Vu la demande de retrait de la reconnaissance comme syndicat justifiant de la représentativité dans un secteur particulièrement important de l’économie luxembourgeoise, en l’occurrence celui des « banques et assurances », accordée à l’Association luxembourgeoise des employés de banque et d’assurance (ALEBA) par arrêté ministériel du 2 mars 2005, présentée le 12 novembre 2020 par les syndicats OGBL et LCGB sur base de l’article L. 161-

8, paragraphe 3;

Vu l’avis circonstancié de l’inspection du travail et des mines du 23 février 2021 établi conformément à l’article L. 161-8, paragraphe 1er du Code du travail ;

Considérant que la demande introduite par les syndicats OGBL et LCGB remplit les conditions de forme alors qu’elle a été remise en main propre, est motivée et est appuyée par des pièces ;

Considérant que les syndicats OGBL et LCGB, en tant que syndicats justifiant de la représentativité nationale générale, sont signataires des conventions collectives de travail des salariés des secteurs des banques et des assurances ;

Considérant que l’ABBL a partiellement dénoncé en date du 11 novembre 2020 la convention collective de travail des salariés du secteur des banques et que, conformément à l’article L.162-10, paragraphe 1er du Code du travail, ceci vaut demande d’ouverture des négociations au sens de l’article L. 162-2 du même code ;

2 Considérant que les syndicats OGBL et LCGB, en tant que syndicats justifiant de la représentativité nationale générale, font d’office partie de la commission de négociation à constituer en application de l’article L. 162-1, paragraphe 1er du Code du travail ;

Considérant dès lors que les syndicats OGBL et LCGB ont un intérêt né et actuel ;

Considérant qu’en date du 2 mars 2005 l’Association luxembourgeoise des employés de banque et d’assurance (ALEBA) a été reconnue comme syndicat justifiant de la représentativité dans un secteur particulièrement important de l’économie luxembourgeoise en l’occurrence pour le secteur « banques et assurances » sur base des résultats obtenus lors des élections de novembre 2003 dans le groupe 3 de la Chambre des employés privés ;

Considérant que dans le cadre de la fusion de l’ancienne Chambre des employés de l’ancienne Chambre de travail l’intitulé du groupe a été modifié mais la composition est même ;

Considérant que l’Association luxembourgeoise des employés de banque et d’assurance (ALEBA) a présenté des listes et obtenu des élus lors de la dernière élection pour la Chambre des salariés et remplit donc le critère prévu au point 1 de l’article L. 161-7 du code du travail;

Considérant que lors de ces élections l’Association luxembourgeoise des employés de banque et d’assurance (ALEBA) n’a obtenu que 49,22% des voix dans le groupe 4 « Banques et Assurances/services financiers et intermédiation financière » et que dès lors le critère prévu au point 2 premier tiret de l’article L. 161-7 du Code du travail n’est plus rempli ;

Considérant que la demande de retrait présentée conjointement par les syndicats OGBL et LCGB est fondée ;

Considérant que les pièces évoquées dans ce qui précède font partie intégrante du dossier et de la motivation du présent arrêté ;

Arrête:

Art. 1er. La reconnaissance comme syndicat justifiant de la représentativité dans un secteur particulièrement important de l’économie luxembourgeoise, en l’occurrence celui des « banques et assurances », est retirée à l’Association luxembourgeoise des employés de banque et d’assurance (ALEBA).
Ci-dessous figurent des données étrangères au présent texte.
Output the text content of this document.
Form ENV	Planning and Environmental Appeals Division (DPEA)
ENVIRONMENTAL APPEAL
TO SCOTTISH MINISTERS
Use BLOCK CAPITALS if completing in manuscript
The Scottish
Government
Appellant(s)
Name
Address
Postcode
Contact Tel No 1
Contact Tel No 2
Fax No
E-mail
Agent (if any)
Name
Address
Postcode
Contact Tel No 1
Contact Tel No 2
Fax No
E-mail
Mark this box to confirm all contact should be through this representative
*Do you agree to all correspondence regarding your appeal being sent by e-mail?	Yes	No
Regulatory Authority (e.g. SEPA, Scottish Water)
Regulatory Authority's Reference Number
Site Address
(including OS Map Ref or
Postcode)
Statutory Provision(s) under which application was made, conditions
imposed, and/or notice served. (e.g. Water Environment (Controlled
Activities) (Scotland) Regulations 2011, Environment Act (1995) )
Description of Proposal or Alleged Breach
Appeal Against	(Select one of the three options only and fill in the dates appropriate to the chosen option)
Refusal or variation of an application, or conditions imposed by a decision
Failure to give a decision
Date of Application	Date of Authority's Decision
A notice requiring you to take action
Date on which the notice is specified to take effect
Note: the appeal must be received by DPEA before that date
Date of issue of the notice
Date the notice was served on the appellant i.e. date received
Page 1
Art. 2. L’arrêté ministériel du 2 mars 2005 portant reconnaissance à l’Association luxembourgeoise des employés de banque et d’assurance (ALEBA) de la qualité de syndicat justifiant de la représentativité pour les employés privés dans un secteur particulièrement important de l’économie est abrogé.

Art. 3. Le présent arrêté est notifié aux parties intéressées et sa publication au Journal officiel du Grand-Duché de Luxembourg est ordonnée ».

Partant, par une requête introduite le 26 mars 2021, portant le numéro 45819 du rôle, l’ALEBA a introduit un recours en réformation, sinon en annulation contre la prédite décision de retrait et par requête séparée, inscrite sous le numéro 45850 du rôle et déposée le 2 avril 3 2021 au greffe du tribunal administratif, elle a encore sollicité le sursis à exécution de cette même décision.

L’ALEBA fait soutenir que l’exécution de cette décision risquerait de lui causer un préjudice grave et définitif.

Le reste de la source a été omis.